Gauteng Premier David Makhura has set up a panel to review the system, which is currently holding public hearings in Johannesburg.
Outa made submissions to the panel this morning.
The panel has been tasked with assessing the socio-economic impact of the tolling system.
The group says the state cannot afford to be fighting with its citizens for years to come over R1.9 billion per year for e-tolls.
Outa's Wayne Duvenage says the e-tolling system has failed and motorists can't be forced to co-operate.
The alliance says e-toll enforcement has serious unintended consequences, which the country cannot afford.
DISABLED PEOPLE SHOULD BE EXEMPT FROM PAYING E-TOLLS
The QuadPara Association of South Africa (Qasa) has told the Gauteng e-toll review panel that people with disabilities and those transporting them must be exempt from paying e-tolls.
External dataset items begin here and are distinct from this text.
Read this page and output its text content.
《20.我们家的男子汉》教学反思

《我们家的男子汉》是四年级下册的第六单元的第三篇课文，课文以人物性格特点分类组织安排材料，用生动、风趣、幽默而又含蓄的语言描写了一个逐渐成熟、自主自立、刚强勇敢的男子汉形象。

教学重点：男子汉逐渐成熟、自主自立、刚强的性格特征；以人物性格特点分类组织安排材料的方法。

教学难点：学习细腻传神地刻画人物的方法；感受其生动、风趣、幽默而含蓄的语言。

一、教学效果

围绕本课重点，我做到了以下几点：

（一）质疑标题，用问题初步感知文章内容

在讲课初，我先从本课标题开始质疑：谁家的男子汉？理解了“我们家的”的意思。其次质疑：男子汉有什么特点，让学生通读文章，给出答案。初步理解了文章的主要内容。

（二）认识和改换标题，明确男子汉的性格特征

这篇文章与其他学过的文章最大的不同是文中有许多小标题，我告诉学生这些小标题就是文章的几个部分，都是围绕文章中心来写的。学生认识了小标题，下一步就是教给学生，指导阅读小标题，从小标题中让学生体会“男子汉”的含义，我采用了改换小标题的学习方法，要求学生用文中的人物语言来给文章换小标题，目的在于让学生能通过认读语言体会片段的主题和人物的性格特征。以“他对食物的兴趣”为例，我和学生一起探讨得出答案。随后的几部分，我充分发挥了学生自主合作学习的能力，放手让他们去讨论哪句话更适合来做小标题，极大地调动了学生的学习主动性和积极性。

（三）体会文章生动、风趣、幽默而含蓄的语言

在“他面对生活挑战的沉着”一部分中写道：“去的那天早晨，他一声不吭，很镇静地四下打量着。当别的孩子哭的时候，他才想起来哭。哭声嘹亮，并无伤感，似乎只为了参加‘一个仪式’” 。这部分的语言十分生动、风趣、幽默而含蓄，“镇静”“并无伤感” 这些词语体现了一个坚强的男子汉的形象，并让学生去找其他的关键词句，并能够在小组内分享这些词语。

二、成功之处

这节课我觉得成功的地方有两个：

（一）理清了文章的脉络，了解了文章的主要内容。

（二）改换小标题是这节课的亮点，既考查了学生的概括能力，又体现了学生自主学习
The organisation said this is the first time they have ever been consulted about the impact of e-tolls on this group.
Qasa is the eleventh interested party to make submissions to the panel.
So far, only the Consulting Engineers South Africa is in full support of the project.
Qasa's Chief Executive Officer Ari Seirlis says people with disabilities are charged double just to catch a lift because of the e-toll fees.
"Most quadriplegics don't own vehicles and don't drive and they also don't have alternative methods of transport that are accessible. They have always used the roads through friends and family."